Teenage activist Greta Thunberg takes climate campaign to the high seas on Plymouth-New York boat trip
  • 16-year-old activist, who shot to global fame last year after she started missing school every Friday to demonstrate outside the Swedish parliament, is bound for New York
  • The vessel has been equipped with solar panels and underwater electricity turbines to ensure that it leaves no carbon footprint

PLYMOUTH, UK: With the wind in her hair and TV cameras pointing at her, Swedish teenager Greta Thunberg began a trans-Atlantic crossing in a racing yacht on Wednesday to further her campaign for stronger action against climate change.
The 16-year-old activist, who shot to global fame last year after she started missing school every Friday to demonstrate outside the Swedish parliament, is bound for New York, where she will take part in a United Nations climate summit.
Standing on a pontoon in a marina in Plymouth, southwest England, Thunberg gave a news conference in front of a throng of TV crews and photographers just before setting sail under a typically English grey sky on the 60-foot yacht Malizia II.

The vessel has been equipped with solar panels and underwater electricity turbines to ensure that it leaves no carbon footprint. Conditions on board are Spartan, with no shower or toilet, and meals will consist of freeze-dried food.
Thunberg, who was wearing a black waterproof jacket emblazoned with the slogan “Unite Behind the Science,” was asked how she expected other people to travel across continents, given that not everyone could muster a racing yacht and crew.
“I am not telling anyone what to do or what not to do,” she responded. “I am one of the very, very few people in the world who actually can do this and I think I should take that chance.”
She said that her voice was not heard at all when she first started campaigning on climate change issues, and it was only after she started her school strikes and other teenagers began to emulate her that she made an impact. This had convinced her of the value of creative forms of campaigning.
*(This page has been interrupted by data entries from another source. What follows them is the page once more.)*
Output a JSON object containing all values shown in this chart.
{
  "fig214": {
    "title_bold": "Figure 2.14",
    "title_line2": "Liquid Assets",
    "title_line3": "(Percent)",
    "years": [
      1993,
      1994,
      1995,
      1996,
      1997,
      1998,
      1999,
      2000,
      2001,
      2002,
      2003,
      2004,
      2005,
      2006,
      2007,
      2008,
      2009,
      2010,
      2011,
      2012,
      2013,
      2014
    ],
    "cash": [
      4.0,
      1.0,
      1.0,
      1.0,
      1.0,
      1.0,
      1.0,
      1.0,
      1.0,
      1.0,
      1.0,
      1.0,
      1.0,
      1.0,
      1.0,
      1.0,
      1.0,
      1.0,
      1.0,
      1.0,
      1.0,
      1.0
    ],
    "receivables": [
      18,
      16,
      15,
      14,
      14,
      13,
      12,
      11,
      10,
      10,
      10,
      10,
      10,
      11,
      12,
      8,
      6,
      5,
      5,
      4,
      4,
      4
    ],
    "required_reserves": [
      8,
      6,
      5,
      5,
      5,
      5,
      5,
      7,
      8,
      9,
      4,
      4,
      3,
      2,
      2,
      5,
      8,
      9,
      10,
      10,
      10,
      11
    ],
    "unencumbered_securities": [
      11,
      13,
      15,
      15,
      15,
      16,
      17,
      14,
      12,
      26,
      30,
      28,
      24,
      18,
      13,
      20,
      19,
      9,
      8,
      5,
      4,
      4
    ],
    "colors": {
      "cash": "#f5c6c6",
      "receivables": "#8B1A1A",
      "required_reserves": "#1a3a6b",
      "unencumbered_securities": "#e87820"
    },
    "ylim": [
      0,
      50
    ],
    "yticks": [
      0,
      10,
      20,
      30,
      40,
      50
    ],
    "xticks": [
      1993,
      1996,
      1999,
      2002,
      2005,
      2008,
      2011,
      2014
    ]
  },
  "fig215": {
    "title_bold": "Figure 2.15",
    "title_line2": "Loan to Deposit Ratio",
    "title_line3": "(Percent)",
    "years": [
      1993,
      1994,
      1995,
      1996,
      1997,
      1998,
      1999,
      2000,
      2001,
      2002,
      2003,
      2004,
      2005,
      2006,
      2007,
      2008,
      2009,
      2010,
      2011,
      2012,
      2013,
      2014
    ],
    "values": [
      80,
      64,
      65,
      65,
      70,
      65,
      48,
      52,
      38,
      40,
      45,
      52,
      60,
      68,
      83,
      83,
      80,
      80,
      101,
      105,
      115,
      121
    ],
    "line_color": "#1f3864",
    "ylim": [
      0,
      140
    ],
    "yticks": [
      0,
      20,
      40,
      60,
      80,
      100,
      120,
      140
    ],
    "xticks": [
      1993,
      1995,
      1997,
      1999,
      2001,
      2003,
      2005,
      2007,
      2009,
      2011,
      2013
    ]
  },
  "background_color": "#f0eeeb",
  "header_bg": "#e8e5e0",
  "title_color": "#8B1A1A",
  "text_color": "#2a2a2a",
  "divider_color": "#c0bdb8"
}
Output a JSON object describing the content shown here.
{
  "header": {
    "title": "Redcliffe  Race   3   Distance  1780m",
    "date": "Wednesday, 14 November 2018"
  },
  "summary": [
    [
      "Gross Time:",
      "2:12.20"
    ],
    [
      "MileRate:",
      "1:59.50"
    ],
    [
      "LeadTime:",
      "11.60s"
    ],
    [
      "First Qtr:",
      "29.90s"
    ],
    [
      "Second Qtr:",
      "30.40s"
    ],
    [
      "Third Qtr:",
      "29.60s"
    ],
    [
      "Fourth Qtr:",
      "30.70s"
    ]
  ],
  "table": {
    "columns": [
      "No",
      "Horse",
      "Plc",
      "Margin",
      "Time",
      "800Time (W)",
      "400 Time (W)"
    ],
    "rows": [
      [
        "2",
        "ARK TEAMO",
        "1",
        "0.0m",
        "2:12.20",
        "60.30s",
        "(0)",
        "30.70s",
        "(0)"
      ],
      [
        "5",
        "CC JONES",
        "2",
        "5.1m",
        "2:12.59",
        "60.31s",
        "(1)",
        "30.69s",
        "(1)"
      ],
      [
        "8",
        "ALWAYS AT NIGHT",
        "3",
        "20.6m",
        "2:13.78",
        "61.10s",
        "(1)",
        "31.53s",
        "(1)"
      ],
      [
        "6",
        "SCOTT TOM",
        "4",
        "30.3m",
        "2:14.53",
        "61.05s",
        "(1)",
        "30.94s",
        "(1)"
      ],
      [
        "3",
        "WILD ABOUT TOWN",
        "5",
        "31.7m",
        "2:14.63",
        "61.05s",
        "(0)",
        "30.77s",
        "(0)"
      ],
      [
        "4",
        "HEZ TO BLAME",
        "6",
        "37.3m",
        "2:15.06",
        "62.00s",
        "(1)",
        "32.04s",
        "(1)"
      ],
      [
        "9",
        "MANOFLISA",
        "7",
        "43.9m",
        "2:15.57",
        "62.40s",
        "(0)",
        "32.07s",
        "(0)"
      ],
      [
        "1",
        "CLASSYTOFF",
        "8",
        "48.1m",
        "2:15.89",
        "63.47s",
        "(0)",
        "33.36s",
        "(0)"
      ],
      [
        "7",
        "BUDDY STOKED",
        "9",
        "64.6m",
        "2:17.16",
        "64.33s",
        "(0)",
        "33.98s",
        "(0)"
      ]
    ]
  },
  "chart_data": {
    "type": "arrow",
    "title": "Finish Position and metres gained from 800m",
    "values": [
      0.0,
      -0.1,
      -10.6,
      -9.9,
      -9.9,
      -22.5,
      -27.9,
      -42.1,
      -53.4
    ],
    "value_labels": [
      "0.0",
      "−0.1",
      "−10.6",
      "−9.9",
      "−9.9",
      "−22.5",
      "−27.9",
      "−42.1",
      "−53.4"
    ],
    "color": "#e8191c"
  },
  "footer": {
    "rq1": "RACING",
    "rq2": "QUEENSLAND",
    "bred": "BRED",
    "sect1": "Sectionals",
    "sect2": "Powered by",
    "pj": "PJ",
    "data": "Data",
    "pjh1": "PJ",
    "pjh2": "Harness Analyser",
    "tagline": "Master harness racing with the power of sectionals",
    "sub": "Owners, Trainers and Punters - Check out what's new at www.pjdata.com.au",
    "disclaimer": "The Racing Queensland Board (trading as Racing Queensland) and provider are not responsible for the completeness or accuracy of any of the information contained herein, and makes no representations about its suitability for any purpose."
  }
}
Having previously said it would be a waste of time for her to meet President Donald Trump, who has pulled the United States out of the Paris accord on limiting the effects of climate change, Thunberg was pressed on why she would not want to seize any chance to convince him or other skeptics.
“I’m not that special. I can’t convince everyone. Instead of speaking to me and to the school-striking children and teenagers they should be talking to actual scientists and experts in this area,” she said.
“There are climate delayers who want to do everything to shift the focus from the climate crisis to something else, or want to make people question the science. I’m not worried about that. I’m just going to do as I want to do and what I think will have most impact.”
Thunberg is taking a year off school to travel around the Americas. She said she did not yet know how she would come home at the end of her travels.